Flux qubits and couplers are rf SQUIDs, which can be quite sensitive to magnetic fields. Extreme care needs to be taken to minimize their pick-up of undesired disturbances, such as coupling to external flux noise sources or the unintended coupling (cross-talk) from a control line to a device it is not intended to control. 4) 2D chip integration: While it would be nice to be able to grow a processor lattice in all three dimensions, in reality these lattices have to be implemented on the surface of 2D chips.
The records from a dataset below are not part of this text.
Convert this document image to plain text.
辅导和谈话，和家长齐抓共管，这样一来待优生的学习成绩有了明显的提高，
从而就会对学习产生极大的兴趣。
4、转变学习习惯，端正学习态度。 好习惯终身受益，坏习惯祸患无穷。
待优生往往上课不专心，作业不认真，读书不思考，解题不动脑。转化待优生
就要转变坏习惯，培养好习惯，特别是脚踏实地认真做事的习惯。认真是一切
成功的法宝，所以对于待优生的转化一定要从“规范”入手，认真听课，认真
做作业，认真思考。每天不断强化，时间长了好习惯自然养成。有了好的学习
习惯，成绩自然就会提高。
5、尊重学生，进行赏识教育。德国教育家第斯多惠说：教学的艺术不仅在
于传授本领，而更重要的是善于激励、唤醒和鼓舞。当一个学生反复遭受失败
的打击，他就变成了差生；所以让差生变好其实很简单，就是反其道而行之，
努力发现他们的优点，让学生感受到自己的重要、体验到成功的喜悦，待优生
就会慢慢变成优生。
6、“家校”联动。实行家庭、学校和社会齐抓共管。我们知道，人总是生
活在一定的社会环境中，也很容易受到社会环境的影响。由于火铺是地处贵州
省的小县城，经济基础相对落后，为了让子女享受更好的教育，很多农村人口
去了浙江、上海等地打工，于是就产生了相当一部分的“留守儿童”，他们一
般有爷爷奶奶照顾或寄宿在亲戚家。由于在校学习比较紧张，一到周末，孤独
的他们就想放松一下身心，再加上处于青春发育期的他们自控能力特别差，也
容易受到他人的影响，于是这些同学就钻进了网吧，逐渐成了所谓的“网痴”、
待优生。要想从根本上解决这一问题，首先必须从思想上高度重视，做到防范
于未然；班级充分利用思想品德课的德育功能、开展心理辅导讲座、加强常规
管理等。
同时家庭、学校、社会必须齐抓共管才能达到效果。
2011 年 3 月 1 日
Even if we imagine adding more metal layers to our fabrication process or 3D integration of several chips stacked on top of each other and passing quantum state between them (through, e.g., superconducting backside vias), growing the processor graph along the physical third dimension will always be harder than along the 2D chip plane. 1 
5)
Regularity and the notion of a "unit tile": While it is in principle possible to arrange qubits in highly irregular structures, in practice, especially while designing chips not tailored to any specific problem graph structures which might arise in a concrete application, we find it convenient (to simplify the design and operation) to introduce the notion of a unit tile, which is a smaller structure that can be replicated in both dimensions of the chip plane.
C. Chimera topology
One of the features of a flux qubit is that (unlike, e.g., qubits based on quantum dots or individual trapped ions) they are essentially macroscopic inductive loops interrupted by Josephson junction(s) and that these qubit body loops can be stretched and routed as needed. The same is true for qubitto-qubit couplers [17] - [19] , except that parametrically they tend to be lower inductance devices, and thus, shorter.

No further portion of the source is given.